Using Empirical Data on the Widowhood Effect to Optimize Simultaneous Death Law and Drafting

Alyssa A. DiRusso - Samford University, Cumberland School of Law
Vol. 53
June 2020
Page 2173

Widowhood is dangerous. When a person loses a spouse, the risk of death and other adverse health consequences surges. This public health phenomenon, coined “the widowhood effect” or “broken heart syndrome” by researchers, has persisted over the course of centuries and has generated robust empirical data. Specifically, most research indicates that the increased risk to health and life is primarily a result of the stress of spousal death rather than common accident. Further, it establishes that although the increased risk of mortality can remain elevated for a lifetime, the peak timeframe of most heightened risk is in the six months following bereavement.

Compare this to the default law of simultaneous death. Most states have probate codes based on one of two versions of the Uniform Simultaneous Death Act. Under the newer version, an heir or beneficiary must survive a decedent for at least 120 hours in order to receive the property. Under the older version of the Act, an heir or beneficiary cannot receive property from a decedent’s estate if there is no sufficient evidence of survival. Although these rules provide some protection against redundant probate (and/or redirection of assets through a spouse’s estate) when a couple perishes by common accident, they map poorly onto the reality of why and when a widow or widower dies. Although there are some jointly encountered catastrophes causing two deaths in short order, the more common scenarios are deaths triggered by stress and grief during bereavement, such as cardiac disease, stroke, and other ailments exacerbated by extreme emotional stressors.

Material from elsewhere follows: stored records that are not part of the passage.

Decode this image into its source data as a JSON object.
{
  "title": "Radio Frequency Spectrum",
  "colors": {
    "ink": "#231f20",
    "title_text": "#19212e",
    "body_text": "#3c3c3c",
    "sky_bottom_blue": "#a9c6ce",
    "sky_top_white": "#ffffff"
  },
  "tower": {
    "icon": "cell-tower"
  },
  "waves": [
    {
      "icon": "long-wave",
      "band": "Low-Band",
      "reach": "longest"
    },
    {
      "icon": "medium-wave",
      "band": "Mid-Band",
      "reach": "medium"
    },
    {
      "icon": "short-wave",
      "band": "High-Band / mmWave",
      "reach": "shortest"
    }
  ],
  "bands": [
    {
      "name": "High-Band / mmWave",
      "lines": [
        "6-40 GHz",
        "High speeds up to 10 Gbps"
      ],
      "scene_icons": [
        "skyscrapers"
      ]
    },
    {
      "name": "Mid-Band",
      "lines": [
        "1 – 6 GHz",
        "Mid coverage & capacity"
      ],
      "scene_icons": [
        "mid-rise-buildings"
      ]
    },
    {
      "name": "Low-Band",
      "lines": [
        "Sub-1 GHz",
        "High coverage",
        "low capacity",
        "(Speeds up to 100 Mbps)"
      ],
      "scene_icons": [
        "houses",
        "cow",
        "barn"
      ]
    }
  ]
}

This Article argues that both the default rules of simultaneous death and related legal practice ought to take into account well-established multi-disciplinary research on both the causes and the timing of deaths of spouses. Such an approach requires an expansion of the concept of near-simultaneous death of spouses to be measured not in hours, but in months. Many clients using dispositive documents will be served best by requiring a spouse to survive for six months in order to take, but lawyers can tailor these documents to individual needs. In the absence of governing documents, the default rule should track the wishes of the typical decedent. More research is necessary to confirm the author’s expectation that most spouses would rather property pass through their own estates than their spouse’s if the spouse falls prey to broken heart syndrome within the six months after death.